Listen "Tower Level 5: The Global Village"
Episode Synopsis
Curator Kyung An discusses the international reach of Korea's Experimental artists.
Transcript
Kyung An: I’m Kyung An, Associate Curator of Asian Art, and organizer of this exhibition, "Only the Young". We’re on Tower Level 5, in a gallery titled, “The Global Village.” This section showcases Experimental artworks that were at the forefront of the global avant-garde art world, including Lee Kun-Yong’s tree sculpture "Corporal Term", which was shown at the eighth Paris Biennial in 1973, and Park Hyunki’s "Untitled (TV Stone Tower)", at the São Paulo Biennial in 1979. As large international exhibitions, biennials helped develop contemporary art practices and discourses outside traditional fine arts museum contexts. Korean Experimental artists’ participation in exhibitions in France, Brazil, Australia, and beyond demonstrated their desire to invite dialogue with their international contemporaries as well as their ambition to put Seoul on the map. However, the South Korean pavilion at the Venice Biennale, the oldest biennial in the world, was not built until 1995.
The Paris Biennial, founded in 1959 by the French Ministry of Culture, distinguished itself from other international biennials by imposing an age limit of thirty-five on participating artists. This provided Experimental artists with the opportunity to show their work abroad, eliminating competition with more established artists. Despite the warm reception of works by Lee Kun-Yong and Shim Moon-seup, the Western gaze of European critics sometimes misinterpreted the Korean artists’ work, betraying orientalist assumptions that overlooked local context of production and grouped Korean artists together with their Japanese counterparts.
Striving to be in dialogue with international contemporaries working in other art movements, such as Mono-ha, Arte Povera, Conceptual art, Supports/Surfaces, and Land art, members of the Korean Avant Garde Association (or AG as they were known) organized the Seoul Biennial in 1974, with participation by more than sixty artists from across the country. The Seoul Biennial ultimately aspired to serve as a microcosm of exchange that Experimental artists desired at a global scale. It only ran one iteration, however, and the Daegu Contemporary Art Festival in its fifth and last edition in 1979 would partly achieve this goal by inviting Japanese artists. One year after the inaugural Seoul Biennial, the AG would hold its fourth and final exhibition in 1975, with only four artists participating—an early signal for the waning momentum for Experimental art. Indeed, artists like Shin Hak-chul and Yeo Un, whose works you will discover toward the back of the gallery, will move on to become prominent figures in Minjung art that emerged as part of the larger democracy movement.
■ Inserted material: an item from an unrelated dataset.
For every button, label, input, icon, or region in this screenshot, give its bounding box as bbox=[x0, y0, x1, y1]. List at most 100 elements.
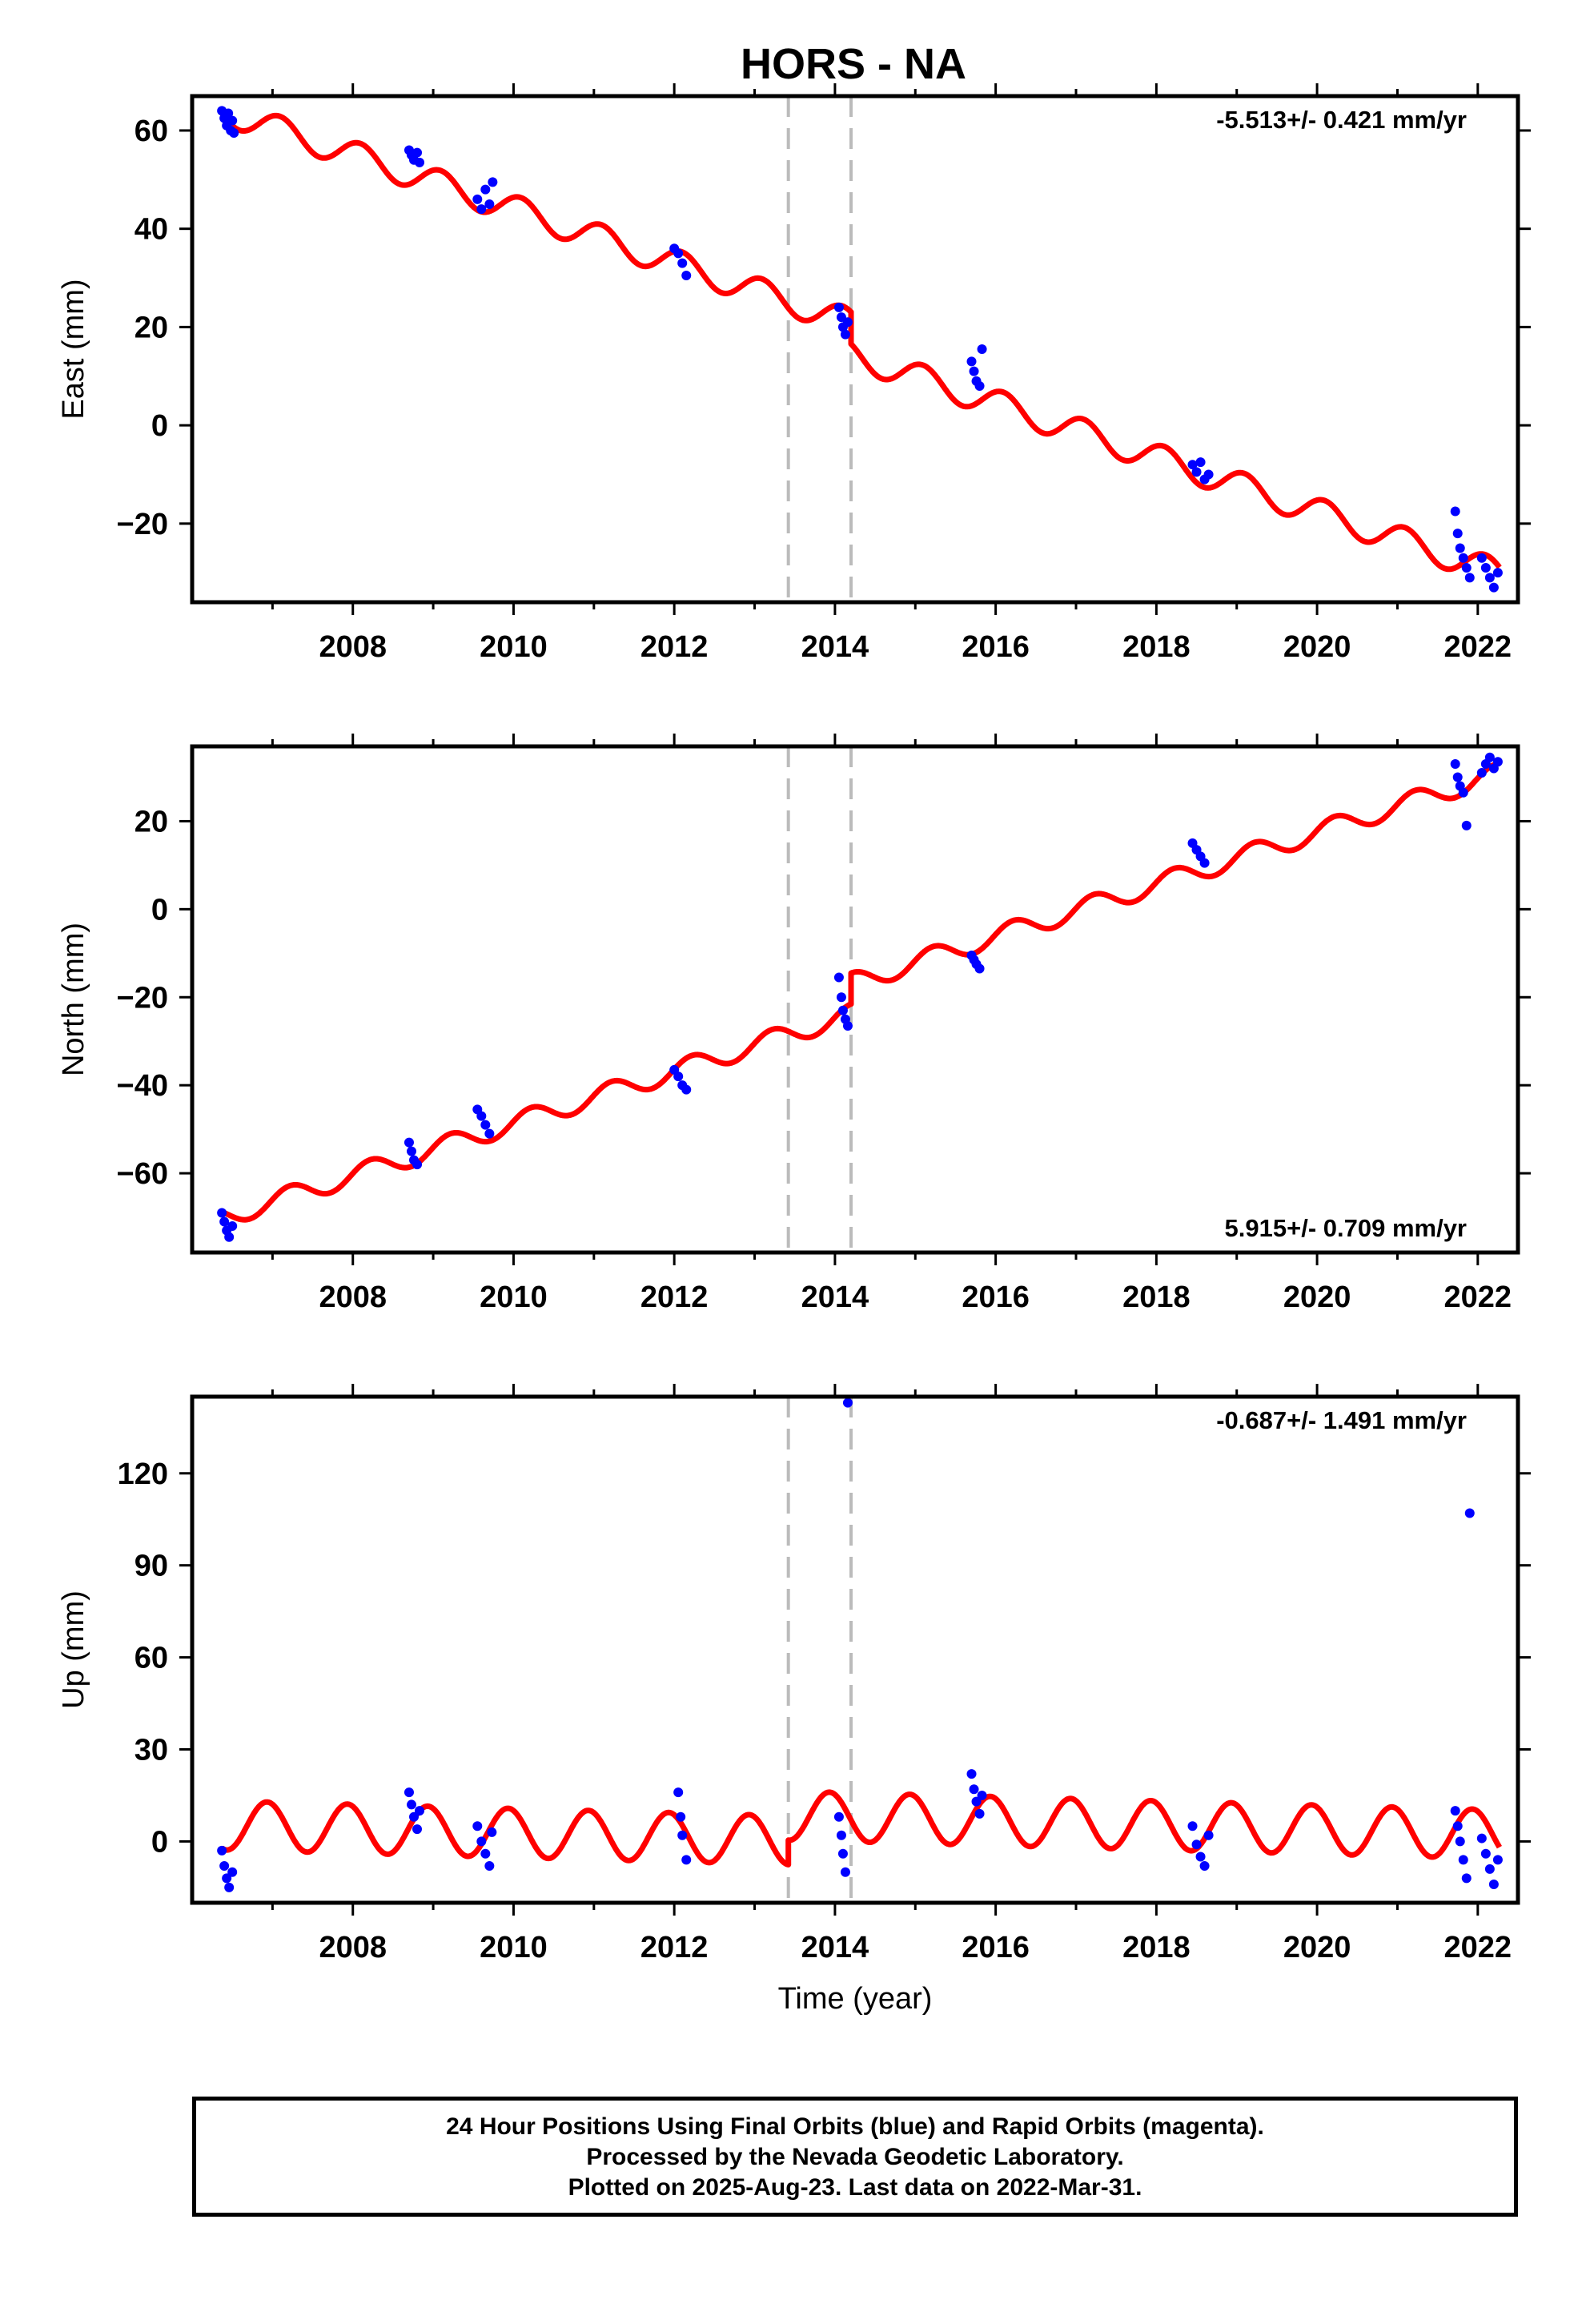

Yet, it is important to remember that some individual Experimental artists, like Kim Kulim, Sung Neung Kyung, and Park Hyunki, continued—and still continue to this day—their radical artistic practices, a testament to their unwavering spirit of experimentation and vision.
Transcript
Kyung An: I’m Kyung An, Associate Curator of Asian Art, and organizer of this exhibition, "Only the Young". We’re on Tower Level 5, in a gallery titled, “The Global Village.” This section showcases Experimental artworks that were at the forefront of the global avant-garde art world, including Lee Kun-Yong’s tree sculpture "Corporal Term", which was shown at the eighth Paris Biennial in 1973, and Park Hyunki’s "Untitled (TV Stone Tower)", at the São Paulo Biennial in 1979. As large international exhibitions, biennials helped develop contemporary art practices and discourses outside traditional fine arts museum contexts. Korean Experimental artists’ participation in exhibitions in France, Brazil, Australia, and beyond demonstrated their desire to invite dialogue with their international contemporaries as well as their ambition to put Seoul on the map. However, the South Korean pavilion at the Venice Biennale, the oldest biennial in the world, was not built until 1995.
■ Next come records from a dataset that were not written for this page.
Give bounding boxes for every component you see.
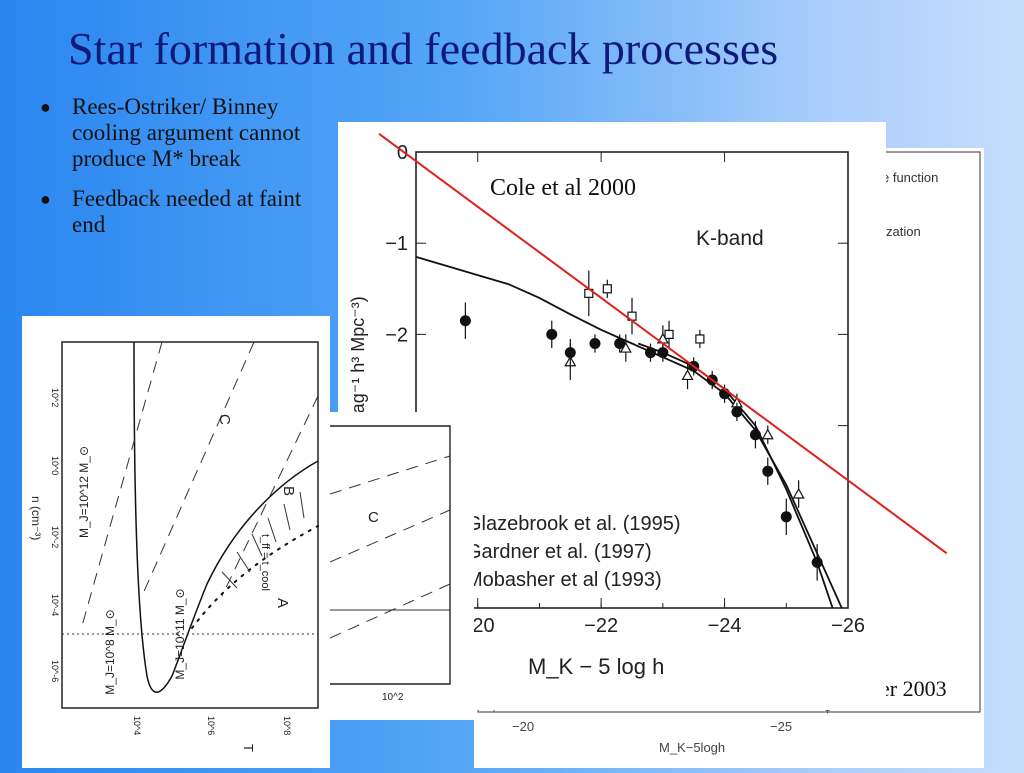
bullet-item: ● Rees-Ostriker/ Binney cooling argument … xyxy=(38,94,328,172)
cooling-frame xyxy=(61,341,319,709)
kband-point-mobasher xyxy=(589,338,601,350)
cooling-dashed-line xyxy=(141,341,255,597)
inset-dashed-line xyxy=(329,509,451,563)
kband-point-glazebrook xyxy=(602,284,612,294)
inset-region-label: C xyxy=(368,509,379,526)
kband-frame xyxy=(415,151,849,609)
cooling-y-tick-label: 10^-4 xyxy=(50,594,60,616)
cooling-y-tick-label: 10^-6 xyxy=(50,660,60,682)
kband-legend: Glazebrook et al. (1995) Gardner et al. … xyxy=(466,513,681,591)
kband-point-mobasher xyxy=(564,347,576,359)
legend-entry: Mobasher et al (1993) xyxy=(466,569,662,591)
jeans-mass-label: M_J=10^12 M_⊙ xyxy=(77,446,91,538)
bullet-icon: ● xyxy=(40,189,51,209)
kband-point-gardner xyxy=(761,428,774,440)
cooling-y-tick-label: 10^2 xyxy=(50,388,60,407)
kband-point-mobasher xyxy=(719,388,731,400)
cole-annotation: Cole et al 2000 xyxy=(490,175,636,201)
inset-dashed-line xyxy=(329,455,451,495)
background-caption: er 2003 xyxy=(880,676,947,701)
jeans-mass-label: M_J=10^11 M_⊙ xyxy=(173,588,187,679)
kband-point-mobasher xyxy=(811,556,823,568)
kband-point-mobasher xyxy=(706,374,718,386)
kband-point-mobasher xyxy=(688,360,700,372)
cooling-curve xyxy=(133,341,319,693)
bullet-icon: ● xyxy=(40,97,51,117)
background-x-axis-label: M_K−5logh xyxy=(659,740,725,755)
kband-point-mobasher xyxy=(780,511,792,523)
curve-label: t_ff = t_cool xyxy=(259,534,271,591)
kband-point-glazebrook xyxy=(627,311,637,321)
kband-title: K-band xyxy=(696,227,764,250)
background-legend-text: zation xyxy=(886,224,921,239)
bullet-text: Feedback needed at faint end xyxy=(72,186,302,237)
kband-point-mobasher xyxy=(731,406,743,418)
legend-entry: Glazebrook et al. (1995) xyxy=(466,513,681,535)
bullet-text: Rees-Ostriker/ Binney cooling argument c… xyxy=(72,94,301,171)
inset-plot-svg: C 10^2 xyxy=(329,425,451,703)
kband-x-tick-label: −26 xyxy=(831,615,865,637)
background-x-tick-label: −20 xyxy=(512,719,534,734)
cooling-dashed-line xyxy=(81,341,163,627)
cooling-x-tick-label: 10^4 xyxy=(132,716,142,735)
legend-entry: Gardner et al. (1997) xyxy=(466,541,652,563)
cooling-hatching xyxy=(221,491,305,589)
inset-frame xyxy=(330,425,451,685)
background-legend-text: e function xyxy=(882,170,938,185)
kband-point-mobasher xyxy=(546,328,558,340)
kband-y-tick-label: −2 xyxy=(385,324,408,346)
cooling-y-axis-label: n (cm⁻³) xyxy=(29,496,43,540)
bullet-list: ● Rees-Ostriker/ Binney cooling argument … xyxy=(38,94,328,252)
kband-point-glazebrook xyxy=(664,329,674,339)
kband-point-glazebrook xyxy=(695,334,705,344)
cooling-y-tick-label: 10^0 xyxy=(50,456,60,475)
cooling-dashed-line xyxy=(221,395,319,597)
kband-y-tick-label: 0 xyxy=(397,142,408,164)
cooling-x-tick-label: 10^6 xyxy=(206,716,216,735)
kband-point-mobasher xyxy=(459,315,471,327)
kband-point-mobasher xyxy=(762,465,774,477)
bullet-item: ● Feedback needed at faint end xyxy=(38,186,328,238)
kband-model-line xyxy=(637,342,834,609)
kband-point-mobasher xyxy=(657,347,669,359)
background-x-tick-label: −25 xyxy=(770,719,792,734)
kband-x-tick-label: −24 xyxy=(708,615,742,637)
cooling-x-tick-label: 10^8 xyxy=(282,716,292,735)
region-label-a: A xyxy=(274,598,291,608)
slide-title: Star formation and feedback processes xyxy=(68,23,779,74)
kband-point-gardner xyxy=(681,369,694,381)
cooling-y-tick-label: 10^-2 xyxy=(50,526,60,548)
jeans-mass-label: M_J=10^8 M_⊙ xyxy=(103,609,117,694)
inset-dashed-line xyxy=(329,583,451,639)
kband-point-gardner xyxy=(792,487,805,499)
kband-point-mobasher xyxy=(749,429,761,441)
region-label-b: B xyxy=(280,486,297,496)
cooling-x-axis-label: T xyxy=(241,744,256,752)
kband-point-mobasher xyxy=(645,347,657,359)
region-label-c: C xyxy=(216,414,233,425)
kband-x-axis-label: M_K − 5 log h xyxy=(528,654,664,679)
cooling-diagram-svg: C B A t_ff = t_cool M_J=10^12 M_⊙ M_J=10… xyxy=(29,341,319,752)
kband-x-tick-label: −22 xyxy=(584,615,618,637)
cooling-diagram-panel: C B A t_ff = t_cool M_J=10^12 M_⊙ M_J=10… xyxy=(22,316,330,768)
kband-y-tick-label: −1 xyxy=(385,233,408,255)
inset-x-tick-label: 10^2 xyxy=(382,692,404,703)
inset-plot-panel: C 10^2 xyxy=(329,412,474,720)
cooling-dotted-curve xyxy=(191,525,319,629)
kband-point-mobasher xyxy=(614,338,626,350)
kband-point-glazebrook xyxy=(584,288,594,298)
The Paris Biennial, founded in 1959 by the French Ministry of Culture, distinguished itself from other international biennials by imposing an age limit of thirty-five on participating artists. This provided Experimental artists with the opportunity to show their work abroad, eliminating competition with more established artists. Despite the warm reception of works by Lee Kun-Yong and Shim Moon-seup, the Western gaze of European critics sometimes misinterpreted the Korean artists’ work, betraying orientalist assumptions that overlooked local context of production and grouped Korean artists together with their Japanese counterparts.
Striving to be in dialogue with international contemporaries working in other art movements, such as Mono-ha, Arte Povera, Conceptual art, Supports/Surfaces, and Land art, members of the Korean Avant Garde Association (or AG as they were known) organized the Seoul Biennial in 1974, with participation by more than sixty artists from across the country. The Seoul Biennial ultimately aspired to serve as a microcosm of exchange that Experimental artists desired at a global scale. It only ran one iteration, however, and the Daegu Contemporary Art Festival in its fifth and last edition in 1979 would partly achieve this goal by inviting Japanese artists. One year after the inaugural Seoul Biennial, the AG would hold its fourth and final exhibition in 1975, with only four artists participating—an early signal for the waning momentum for Experimental art. Indeed, artists like Shin Hak-chul and Yeo Un, whose works you will discover toward the back of the gallery, will move on to become prominent figures in Minjung art that emerged as part of the larger democracy movement.
Yet, it is important to remember that some individual Experimental artists, like Kim Kulim, Sung Neung Kyung, and Park Hyunki, continued—and still continue to this day—their radical artistic practices, a testament to their unwavering spirit of experimentation and vision.